Costume Loading & Decoding

How GrogVM turns a costume id into pixels on screen. This is the engine side; the binary format it reads is documented in cost.md, and the animation runtime that sequences frames is in costume-anim.md. This doc covers what sits between them: resolving a costume by id, and the lazy decode model.

Resolving a costume by id

A costume is loaded by id, through the DCOS directory — the engine does not guess by walking the block tree and counting COST blocks. The chain is:

1. DCOS lookup. The costume id indexes the DCOS directory parsed from the index file, yielding the costume's owning room and its byte offset within that room's bundle.
2. LOFF base. The owning room's absolute position in the resource file comes from the LOFF room-offset table.
3. Absolute offset. Room base + the DCOS offset gives the absolute byte position of the costume's COST block, which is then located in the parsed block tree.
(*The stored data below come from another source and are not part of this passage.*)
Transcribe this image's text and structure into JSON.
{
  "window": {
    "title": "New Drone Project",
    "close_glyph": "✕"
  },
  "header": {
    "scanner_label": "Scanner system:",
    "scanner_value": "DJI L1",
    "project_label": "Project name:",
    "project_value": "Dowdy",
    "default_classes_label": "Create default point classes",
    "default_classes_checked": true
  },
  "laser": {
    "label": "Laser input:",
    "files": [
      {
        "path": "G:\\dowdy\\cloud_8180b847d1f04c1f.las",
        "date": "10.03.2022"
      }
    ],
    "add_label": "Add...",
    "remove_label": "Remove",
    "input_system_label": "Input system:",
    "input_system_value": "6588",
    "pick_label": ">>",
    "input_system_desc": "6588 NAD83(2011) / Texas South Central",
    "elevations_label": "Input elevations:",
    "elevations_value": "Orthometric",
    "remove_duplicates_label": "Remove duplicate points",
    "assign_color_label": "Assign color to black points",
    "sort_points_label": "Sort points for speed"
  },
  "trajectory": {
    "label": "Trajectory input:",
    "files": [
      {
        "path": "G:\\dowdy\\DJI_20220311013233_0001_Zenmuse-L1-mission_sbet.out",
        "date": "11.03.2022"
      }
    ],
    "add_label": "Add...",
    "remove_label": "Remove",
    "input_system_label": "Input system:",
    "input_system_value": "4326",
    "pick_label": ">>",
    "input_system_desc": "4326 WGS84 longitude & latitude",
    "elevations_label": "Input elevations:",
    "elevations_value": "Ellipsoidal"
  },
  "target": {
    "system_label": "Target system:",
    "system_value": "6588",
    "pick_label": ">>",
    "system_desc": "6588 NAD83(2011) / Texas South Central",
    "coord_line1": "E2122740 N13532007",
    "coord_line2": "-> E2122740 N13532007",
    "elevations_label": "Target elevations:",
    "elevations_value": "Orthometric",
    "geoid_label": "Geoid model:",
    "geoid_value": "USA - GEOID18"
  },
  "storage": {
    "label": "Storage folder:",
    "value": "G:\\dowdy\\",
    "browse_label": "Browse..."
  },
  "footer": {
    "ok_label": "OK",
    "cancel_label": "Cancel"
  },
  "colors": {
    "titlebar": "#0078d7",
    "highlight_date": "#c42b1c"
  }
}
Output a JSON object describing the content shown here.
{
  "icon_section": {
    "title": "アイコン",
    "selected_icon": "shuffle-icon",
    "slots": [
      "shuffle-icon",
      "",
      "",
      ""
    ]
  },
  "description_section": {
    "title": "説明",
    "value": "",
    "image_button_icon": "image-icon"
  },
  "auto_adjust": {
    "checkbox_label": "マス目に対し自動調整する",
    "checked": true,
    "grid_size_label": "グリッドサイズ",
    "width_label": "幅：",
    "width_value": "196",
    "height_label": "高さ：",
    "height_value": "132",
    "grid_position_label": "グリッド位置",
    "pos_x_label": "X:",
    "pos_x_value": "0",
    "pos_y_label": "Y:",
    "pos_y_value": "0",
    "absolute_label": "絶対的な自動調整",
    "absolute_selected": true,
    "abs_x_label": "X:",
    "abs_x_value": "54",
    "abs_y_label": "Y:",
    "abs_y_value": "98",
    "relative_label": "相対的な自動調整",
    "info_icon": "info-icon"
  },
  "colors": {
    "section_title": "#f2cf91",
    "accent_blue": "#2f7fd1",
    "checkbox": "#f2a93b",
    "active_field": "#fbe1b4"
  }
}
The lookup fails loudly, with the id in the message, on each thing that can go wrong: id 0 or out of range, an unused DCOS slot (owning room recorded as 0), an owning room absent from LOFF, or a resolved offset that doesn't land on a COST block.

Lazy decode

Loading a costume parses only its fixed header and keeps the raw block payload alongside it. Individual frames are not decoded up front — there can be dozens per limb and only the few matching the actor's current animation state are ever needed. The compositor decodes a frame on demand from a frame pointer into the stored payload, each tick, for whichever pose each limb is currently showing.

Scaled drawing

When an actor draws below full size, frames are resampled with phase-tuned nearest-neighbour sampling: each destination cell reads (p + φ) · src / dst, with per-axis phases φ chosen empirically (PHASE_Y = 11/16, PHASE_X = 3/8 in composite.ts). The phase decides which rows and columns drop, and one-pixel features live or die by it: centered sampling (φ = 0.5) — the obvious-looking choice — erased Guybrush's eyes for the entire lookout dialogue of MI1's intro (scale 241, the talking face is an 11-px overlay limb). The shipped phases came from a 16×16 grid search with two hard constraints (every draw of that cutscene keeps an eye; the town-dock resting pose at fixed box scale 210 keeps its eye in both mirror senses), ranked by misses across every scale MI1's boxes and scale slots actually use. This is not the original interpreter's row selection — that pattern is still unrecovered (PROGRESS.md Tier-2), and it shows: at the dock's scale 210 the original draws a visibly fuller sprite (shirt one column wider, socks intact) from the same 14×39 budget, because it drops different columns. At some scales features genuinely vanish in the original too. Its dropped rows and columns bunch in the sprite's low-content margins rather than spreading evenly, so no single sampling phase can reproduce them — the selection is a per-scale pattern, not a decimation rate — and whatever the pattern is, it holds a walking actor's drawn size steady frame to frame (a count-based scheme that lets the size wobble by a pixel makes the ego visibly strut). Scale 255 is an exact identity for any phase: no resampling, pixel for pixel.

Transparent pixels

Costume palette index 0 is the format's transparent slot (see cost.md §5.2). The decoder emits a fixed sentinel value of 0xFF for those pixels, which the compositor recognises and skips. Costume indices only ever range 0..31, so 0xFF is unambiguous in this namespace — the compositor needs a single value to test rather than tracking a per-costume transparent colour.